SONGSOPTOK: Generally it is the mother who takes care of the children
following a divorce. Although children need their mother more while growing up,
what kind of impact can the absence of a father figure have on a growing child?
So what according to you should be the role of the mother?
RINITA: I
answered most of this question in the above answer.
SONGSOPTOK: What according to you could be the impact of the growing number
of divorces on the next generations? Or do you think this is the
way tomorrow’s society will evolve?
RINITA: There
are both positive and negative effects depending on the situation and we have
to go case by case as I said before. Most of the labor surrounding child
rearing is beared by the mother, regardless of whether she is single or
married. This is why the community and the State should participate to share in
this labor.
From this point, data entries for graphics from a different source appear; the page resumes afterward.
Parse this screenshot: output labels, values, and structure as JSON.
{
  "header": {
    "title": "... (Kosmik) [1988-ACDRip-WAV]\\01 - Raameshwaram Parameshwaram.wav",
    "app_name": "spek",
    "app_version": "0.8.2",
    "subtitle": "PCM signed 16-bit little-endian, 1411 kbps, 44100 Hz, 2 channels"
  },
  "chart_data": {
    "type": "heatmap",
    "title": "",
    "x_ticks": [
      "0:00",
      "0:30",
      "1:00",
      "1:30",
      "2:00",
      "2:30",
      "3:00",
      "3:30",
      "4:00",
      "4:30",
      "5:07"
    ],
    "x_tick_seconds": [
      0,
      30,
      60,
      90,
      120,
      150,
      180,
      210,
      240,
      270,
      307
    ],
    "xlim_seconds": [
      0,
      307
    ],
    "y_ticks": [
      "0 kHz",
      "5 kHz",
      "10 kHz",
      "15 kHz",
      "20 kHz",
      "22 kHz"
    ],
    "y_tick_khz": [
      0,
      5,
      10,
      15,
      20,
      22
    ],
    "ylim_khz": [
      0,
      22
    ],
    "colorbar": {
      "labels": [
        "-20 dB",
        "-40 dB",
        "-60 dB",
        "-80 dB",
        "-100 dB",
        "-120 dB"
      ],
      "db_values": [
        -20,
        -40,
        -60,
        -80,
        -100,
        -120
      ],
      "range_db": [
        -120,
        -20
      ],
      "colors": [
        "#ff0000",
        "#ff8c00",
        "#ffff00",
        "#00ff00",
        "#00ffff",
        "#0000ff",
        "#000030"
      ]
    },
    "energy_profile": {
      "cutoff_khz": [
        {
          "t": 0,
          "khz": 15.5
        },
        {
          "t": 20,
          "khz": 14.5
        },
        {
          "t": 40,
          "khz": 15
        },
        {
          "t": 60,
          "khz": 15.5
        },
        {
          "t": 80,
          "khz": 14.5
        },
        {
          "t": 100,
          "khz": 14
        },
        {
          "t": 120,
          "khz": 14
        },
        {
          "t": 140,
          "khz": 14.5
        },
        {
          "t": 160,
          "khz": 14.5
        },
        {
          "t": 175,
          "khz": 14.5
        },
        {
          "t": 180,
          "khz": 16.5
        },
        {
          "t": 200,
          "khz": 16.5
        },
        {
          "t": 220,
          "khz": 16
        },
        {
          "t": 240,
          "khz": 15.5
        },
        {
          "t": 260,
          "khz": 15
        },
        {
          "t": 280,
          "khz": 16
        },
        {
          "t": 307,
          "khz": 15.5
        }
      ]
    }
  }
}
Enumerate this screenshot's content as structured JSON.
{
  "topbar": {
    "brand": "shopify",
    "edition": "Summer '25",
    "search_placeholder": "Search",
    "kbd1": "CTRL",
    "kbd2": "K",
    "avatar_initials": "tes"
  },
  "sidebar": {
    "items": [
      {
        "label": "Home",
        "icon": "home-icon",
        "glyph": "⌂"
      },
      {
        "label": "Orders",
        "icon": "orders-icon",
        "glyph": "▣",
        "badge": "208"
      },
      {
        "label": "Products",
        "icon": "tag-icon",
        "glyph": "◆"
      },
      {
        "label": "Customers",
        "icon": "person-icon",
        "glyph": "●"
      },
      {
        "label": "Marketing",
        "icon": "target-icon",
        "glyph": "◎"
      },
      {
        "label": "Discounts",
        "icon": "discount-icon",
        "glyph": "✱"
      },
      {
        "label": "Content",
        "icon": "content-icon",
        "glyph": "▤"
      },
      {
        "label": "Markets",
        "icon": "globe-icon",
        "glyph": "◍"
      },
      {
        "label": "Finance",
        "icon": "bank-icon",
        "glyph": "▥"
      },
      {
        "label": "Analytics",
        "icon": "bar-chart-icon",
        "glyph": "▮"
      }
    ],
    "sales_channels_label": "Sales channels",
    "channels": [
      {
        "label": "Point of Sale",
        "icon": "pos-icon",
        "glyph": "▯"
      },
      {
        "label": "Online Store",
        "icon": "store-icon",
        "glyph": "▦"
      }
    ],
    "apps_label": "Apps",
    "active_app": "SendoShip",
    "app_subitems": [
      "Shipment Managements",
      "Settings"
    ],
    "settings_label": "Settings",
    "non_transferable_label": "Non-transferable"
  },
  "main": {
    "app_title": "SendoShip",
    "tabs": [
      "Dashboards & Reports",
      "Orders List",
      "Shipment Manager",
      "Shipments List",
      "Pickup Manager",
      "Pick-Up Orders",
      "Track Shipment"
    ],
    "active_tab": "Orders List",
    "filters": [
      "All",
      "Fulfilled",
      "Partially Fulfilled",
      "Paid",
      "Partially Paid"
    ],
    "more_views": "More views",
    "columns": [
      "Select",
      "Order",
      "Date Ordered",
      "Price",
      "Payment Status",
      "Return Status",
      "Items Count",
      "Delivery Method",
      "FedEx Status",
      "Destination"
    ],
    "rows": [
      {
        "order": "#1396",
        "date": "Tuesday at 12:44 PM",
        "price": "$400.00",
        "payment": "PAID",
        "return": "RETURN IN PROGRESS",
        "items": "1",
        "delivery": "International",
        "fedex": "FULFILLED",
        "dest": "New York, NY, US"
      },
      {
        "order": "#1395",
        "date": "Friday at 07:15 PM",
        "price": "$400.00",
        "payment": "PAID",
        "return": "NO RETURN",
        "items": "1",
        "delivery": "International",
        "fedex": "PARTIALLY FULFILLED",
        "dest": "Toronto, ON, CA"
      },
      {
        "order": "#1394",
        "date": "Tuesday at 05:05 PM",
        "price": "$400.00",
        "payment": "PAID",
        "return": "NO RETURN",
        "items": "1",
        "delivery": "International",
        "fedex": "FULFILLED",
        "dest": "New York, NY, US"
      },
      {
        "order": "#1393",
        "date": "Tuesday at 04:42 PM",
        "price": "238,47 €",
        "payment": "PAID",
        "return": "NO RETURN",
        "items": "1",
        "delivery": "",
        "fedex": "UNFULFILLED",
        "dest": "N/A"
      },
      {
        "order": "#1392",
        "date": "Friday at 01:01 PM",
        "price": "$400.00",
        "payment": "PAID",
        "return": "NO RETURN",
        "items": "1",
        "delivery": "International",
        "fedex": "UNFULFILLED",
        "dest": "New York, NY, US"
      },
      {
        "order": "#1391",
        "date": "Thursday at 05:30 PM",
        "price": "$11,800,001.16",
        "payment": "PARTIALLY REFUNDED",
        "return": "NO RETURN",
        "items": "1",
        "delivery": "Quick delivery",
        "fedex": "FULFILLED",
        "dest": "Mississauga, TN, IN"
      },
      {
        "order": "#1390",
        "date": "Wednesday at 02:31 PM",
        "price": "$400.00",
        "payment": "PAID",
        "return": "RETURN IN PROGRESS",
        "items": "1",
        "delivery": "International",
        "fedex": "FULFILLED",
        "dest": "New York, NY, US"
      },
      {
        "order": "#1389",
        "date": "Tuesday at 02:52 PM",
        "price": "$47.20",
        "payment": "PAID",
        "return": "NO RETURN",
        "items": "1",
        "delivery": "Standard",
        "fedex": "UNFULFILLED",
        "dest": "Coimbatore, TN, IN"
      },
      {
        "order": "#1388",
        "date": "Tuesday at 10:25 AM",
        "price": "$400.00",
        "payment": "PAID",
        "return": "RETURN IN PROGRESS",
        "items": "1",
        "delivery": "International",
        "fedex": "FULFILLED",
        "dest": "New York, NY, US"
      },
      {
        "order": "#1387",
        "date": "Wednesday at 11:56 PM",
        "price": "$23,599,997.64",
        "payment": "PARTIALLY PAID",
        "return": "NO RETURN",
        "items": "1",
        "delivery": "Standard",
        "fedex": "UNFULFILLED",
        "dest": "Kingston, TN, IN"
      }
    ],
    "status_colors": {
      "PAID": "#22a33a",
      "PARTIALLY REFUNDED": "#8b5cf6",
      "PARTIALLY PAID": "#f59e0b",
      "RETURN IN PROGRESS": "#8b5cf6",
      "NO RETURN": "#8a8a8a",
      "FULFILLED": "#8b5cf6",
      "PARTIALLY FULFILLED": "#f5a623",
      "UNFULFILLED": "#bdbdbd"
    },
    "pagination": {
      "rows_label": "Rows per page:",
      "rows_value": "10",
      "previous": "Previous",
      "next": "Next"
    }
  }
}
In fact I believe the State has an obligation to participate in
this labor.
[Rinita Mazumdar is a Full time Instructor of Philosophy and
Culture Studies in Central New Mexico Community College and an Affiliate Prof
of Women Studies at the University of New Mexico. She got her Ph.D from the
University of Massachusetts, Amherst in Philosophy, and her M.A in Philosophy
from Brock University, Canada and Calcutta University. Her published books
include A Short Introduction to Feminist Theory, A Feminist Manifesto, Feminist
Economics, Understanding Gender, Feminine Sexuality and a book of poems,
Presently she lives in Albuquerque, New Mexico, U.S.A.]